One of Kevin Van Lierop’s year-end posts is what made all this click for me:
This past year has been a productive one for me in terms of photography. Not only did I purchase my first DSLR, but I started a community group, have had a number of images published and have even made a little bit on money on the side because of my photos.
The number of people whom I have met because of photography has increased within the last few months and I am glad to have met each and everyone of them.
All in all this past year has been, what I will call, an overwhelming success.
The success we make for ourselves is so much more generative and sustainable than the kind that’s merely won and awarded “in recognition.”

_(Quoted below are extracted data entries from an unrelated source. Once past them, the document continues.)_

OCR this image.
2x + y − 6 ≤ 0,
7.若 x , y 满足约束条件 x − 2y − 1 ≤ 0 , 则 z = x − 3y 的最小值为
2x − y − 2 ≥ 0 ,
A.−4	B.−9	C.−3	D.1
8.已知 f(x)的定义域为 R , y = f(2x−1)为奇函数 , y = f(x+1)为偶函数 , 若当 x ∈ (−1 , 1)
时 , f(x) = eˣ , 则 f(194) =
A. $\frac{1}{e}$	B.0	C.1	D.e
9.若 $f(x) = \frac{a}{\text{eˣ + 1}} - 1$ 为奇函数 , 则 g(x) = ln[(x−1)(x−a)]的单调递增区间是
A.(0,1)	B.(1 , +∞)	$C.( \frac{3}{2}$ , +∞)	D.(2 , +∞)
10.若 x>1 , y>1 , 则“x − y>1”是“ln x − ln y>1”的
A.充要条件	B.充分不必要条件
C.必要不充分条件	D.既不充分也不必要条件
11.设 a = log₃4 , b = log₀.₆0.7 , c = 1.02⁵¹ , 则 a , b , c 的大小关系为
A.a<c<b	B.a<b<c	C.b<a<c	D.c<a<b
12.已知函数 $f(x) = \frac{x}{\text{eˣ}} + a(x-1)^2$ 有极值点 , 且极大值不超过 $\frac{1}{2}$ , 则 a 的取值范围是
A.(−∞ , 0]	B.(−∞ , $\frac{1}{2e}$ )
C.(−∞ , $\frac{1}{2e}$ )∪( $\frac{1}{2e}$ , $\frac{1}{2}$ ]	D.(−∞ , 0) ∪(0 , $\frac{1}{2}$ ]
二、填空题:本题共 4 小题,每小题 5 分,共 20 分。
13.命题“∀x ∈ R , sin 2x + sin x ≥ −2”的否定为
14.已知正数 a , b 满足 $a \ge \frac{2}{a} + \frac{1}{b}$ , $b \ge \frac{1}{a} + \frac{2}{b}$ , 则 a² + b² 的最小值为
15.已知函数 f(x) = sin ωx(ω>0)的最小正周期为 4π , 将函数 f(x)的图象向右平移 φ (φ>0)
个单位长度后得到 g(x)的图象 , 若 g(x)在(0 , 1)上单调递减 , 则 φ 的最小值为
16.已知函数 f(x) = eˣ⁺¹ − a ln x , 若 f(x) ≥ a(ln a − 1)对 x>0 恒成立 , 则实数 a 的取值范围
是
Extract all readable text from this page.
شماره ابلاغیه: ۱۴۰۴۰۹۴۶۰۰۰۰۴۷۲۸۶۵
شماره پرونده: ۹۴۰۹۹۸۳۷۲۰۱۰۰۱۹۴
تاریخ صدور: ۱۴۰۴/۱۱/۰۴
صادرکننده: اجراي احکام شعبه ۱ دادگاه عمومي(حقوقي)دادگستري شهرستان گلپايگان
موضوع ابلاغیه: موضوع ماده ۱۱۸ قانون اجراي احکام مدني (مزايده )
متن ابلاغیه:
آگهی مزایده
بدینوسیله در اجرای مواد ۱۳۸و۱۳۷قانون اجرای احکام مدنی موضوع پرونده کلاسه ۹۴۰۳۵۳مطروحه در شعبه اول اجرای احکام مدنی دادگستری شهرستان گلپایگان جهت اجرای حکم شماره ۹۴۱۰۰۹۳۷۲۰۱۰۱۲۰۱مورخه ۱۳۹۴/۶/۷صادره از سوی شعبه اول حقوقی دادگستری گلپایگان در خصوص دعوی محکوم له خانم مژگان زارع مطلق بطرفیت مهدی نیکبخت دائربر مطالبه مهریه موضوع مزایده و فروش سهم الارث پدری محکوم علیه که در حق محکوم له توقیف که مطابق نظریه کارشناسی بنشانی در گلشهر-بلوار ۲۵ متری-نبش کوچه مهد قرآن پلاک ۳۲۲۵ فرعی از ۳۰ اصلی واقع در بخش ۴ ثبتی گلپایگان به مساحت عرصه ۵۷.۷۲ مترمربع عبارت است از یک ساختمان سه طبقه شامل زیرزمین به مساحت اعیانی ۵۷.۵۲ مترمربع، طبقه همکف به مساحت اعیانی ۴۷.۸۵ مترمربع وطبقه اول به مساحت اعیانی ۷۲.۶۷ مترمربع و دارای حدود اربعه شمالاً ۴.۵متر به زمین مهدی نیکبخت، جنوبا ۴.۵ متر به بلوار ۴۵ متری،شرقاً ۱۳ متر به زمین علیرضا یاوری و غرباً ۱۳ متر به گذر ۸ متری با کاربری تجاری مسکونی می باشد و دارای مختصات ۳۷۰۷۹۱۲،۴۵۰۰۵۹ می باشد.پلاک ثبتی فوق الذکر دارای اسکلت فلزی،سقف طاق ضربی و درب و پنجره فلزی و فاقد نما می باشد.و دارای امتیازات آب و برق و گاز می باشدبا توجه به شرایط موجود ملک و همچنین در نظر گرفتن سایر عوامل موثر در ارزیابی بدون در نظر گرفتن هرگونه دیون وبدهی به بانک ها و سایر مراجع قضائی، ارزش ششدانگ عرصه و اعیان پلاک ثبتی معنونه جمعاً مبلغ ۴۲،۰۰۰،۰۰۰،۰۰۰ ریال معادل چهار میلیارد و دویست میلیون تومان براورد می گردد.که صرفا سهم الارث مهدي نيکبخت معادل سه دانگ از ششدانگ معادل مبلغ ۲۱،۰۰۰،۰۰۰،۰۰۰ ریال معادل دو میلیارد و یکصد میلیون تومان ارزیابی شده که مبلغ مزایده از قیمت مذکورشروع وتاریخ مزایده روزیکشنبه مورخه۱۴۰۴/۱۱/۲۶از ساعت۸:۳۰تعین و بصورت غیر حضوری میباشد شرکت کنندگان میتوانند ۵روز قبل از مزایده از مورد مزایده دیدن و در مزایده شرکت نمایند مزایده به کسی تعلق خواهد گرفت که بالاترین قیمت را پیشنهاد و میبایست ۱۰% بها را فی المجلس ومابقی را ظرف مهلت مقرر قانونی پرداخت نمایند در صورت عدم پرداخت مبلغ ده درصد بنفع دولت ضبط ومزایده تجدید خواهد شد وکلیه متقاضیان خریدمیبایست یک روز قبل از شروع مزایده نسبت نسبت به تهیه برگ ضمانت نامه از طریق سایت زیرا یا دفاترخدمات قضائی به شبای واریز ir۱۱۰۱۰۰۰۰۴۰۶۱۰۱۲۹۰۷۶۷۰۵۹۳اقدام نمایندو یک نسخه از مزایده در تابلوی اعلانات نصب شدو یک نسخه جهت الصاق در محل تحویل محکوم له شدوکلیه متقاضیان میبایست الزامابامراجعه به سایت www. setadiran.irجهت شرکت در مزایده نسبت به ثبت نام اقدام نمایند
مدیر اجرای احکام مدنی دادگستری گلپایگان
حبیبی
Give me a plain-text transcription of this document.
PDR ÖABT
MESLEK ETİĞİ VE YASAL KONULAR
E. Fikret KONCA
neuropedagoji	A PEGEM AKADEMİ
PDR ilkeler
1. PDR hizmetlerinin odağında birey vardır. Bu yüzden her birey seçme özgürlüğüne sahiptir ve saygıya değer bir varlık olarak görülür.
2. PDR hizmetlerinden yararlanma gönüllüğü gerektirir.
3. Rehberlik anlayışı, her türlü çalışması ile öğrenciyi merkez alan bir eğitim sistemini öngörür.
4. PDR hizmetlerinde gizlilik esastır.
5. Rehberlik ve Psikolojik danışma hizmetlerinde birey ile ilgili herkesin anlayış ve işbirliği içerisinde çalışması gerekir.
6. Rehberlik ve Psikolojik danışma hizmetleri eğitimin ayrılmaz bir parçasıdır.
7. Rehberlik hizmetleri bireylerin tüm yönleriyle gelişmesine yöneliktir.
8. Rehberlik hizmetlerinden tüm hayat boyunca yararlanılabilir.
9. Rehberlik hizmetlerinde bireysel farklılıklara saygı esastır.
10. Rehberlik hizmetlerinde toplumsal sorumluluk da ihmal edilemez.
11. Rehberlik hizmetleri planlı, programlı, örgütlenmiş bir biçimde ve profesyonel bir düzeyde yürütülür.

And surprise surprise, research shows that making progress is the number one motivator at work. According to an article in the current Harvard Business Review, this part by Teresa M. Amabile and Steven J. Kramer:
On days when workers have the sense they’re making headway in their jobs, or when they receive support that helps them overcome obstacles, their emotions are most positive and their drive to succeed is at its peak.
Ironically, I’m deeply skeptical about our macro-economic prospects for the next couple of years, yet I’m writing a very positive post.
I’m optimistic because I know that despite the worst that could happen, as long as we’ve adopted the spirit of makership and mastered autonomous creativity, we have the will and means to adapt and endure anything.